Le ton est donné dès le premier concert de cette édition 2014 avec la création par les Percussions de Strasbourg de Burning Bright d'Hugues Dufourt. Près de quarante ans après Erewhon, le compositeur propose une nouvelle œuvre de grande envergure – près d'une heure pour cet « immense adagio à la manière de Bruckner », selon ses propres mots – où sont explorés un vaste instrumentarium et d'infinies variations des modes de jeu.
Mais pas seulement : là où Erewhon visait à une exploitation des timbres de chacun des 150 instruments convoqués et faisait naître de leur confrontation des moments telluriques, Burning Bright s'inscrit sans aucune hésitation dans la veine des récentes compositions symphoniques tel Voyage par-delà les fleuves et les monts (2010). L'œuvre prolonge à un degré jamais atteint jusqu'alors la quête d'une synthèse sonore absolue, où se retrouve, comme une sorte d'aboutissement, tout le travail sur le timbre mené par Hugues Dufourt depuis le temps (dans les années 1970) où il inventait avec quelques autres (Gérard Grisey, Michaël Levinas...) le concept de musique spectrale.

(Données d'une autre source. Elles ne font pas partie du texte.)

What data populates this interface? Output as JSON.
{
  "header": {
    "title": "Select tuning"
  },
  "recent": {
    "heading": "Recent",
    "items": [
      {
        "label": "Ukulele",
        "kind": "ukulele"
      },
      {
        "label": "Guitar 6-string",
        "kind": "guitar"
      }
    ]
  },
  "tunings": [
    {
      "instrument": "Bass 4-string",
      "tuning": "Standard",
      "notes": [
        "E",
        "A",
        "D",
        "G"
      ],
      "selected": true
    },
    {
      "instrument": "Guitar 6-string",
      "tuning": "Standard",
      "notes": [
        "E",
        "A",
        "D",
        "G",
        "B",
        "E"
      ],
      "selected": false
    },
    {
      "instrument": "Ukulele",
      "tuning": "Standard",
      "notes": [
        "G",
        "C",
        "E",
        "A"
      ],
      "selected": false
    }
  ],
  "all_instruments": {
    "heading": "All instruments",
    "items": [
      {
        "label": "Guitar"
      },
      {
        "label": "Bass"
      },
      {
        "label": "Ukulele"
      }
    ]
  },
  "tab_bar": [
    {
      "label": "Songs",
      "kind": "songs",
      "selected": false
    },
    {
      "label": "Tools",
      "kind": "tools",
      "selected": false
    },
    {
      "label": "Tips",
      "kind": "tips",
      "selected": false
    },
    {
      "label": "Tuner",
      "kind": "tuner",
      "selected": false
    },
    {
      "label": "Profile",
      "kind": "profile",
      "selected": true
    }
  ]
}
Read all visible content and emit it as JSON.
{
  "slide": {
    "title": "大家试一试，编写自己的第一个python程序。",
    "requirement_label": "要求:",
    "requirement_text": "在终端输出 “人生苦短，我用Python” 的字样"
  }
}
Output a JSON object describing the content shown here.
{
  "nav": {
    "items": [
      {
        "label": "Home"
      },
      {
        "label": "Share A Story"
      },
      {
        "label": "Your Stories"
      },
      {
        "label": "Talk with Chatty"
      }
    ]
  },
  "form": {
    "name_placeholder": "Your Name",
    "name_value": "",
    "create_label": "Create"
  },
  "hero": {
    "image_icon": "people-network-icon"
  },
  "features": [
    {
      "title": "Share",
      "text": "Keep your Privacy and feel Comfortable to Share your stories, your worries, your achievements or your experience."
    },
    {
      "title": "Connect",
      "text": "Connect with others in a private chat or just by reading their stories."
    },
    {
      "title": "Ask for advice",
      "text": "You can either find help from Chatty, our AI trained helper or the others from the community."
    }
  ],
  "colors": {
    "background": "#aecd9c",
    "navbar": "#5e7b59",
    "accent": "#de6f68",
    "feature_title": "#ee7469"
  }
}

Avec Burning Bright, que les Percussions de Strasbourg jouent sans chef mais avec une concentration infaillible, la musique se délocalise des instruments vers l'espace de l'écoute pour une heure d'enchantement sonore et de musique indicible, bien capable de traduire la profondeur du poème de William Blake (« Tyger Tyger, burning bright / In the forests of the night ») qui a guidé – de façon philosophique, bien sûr, pas illustrative – l'inspiration du compositeur.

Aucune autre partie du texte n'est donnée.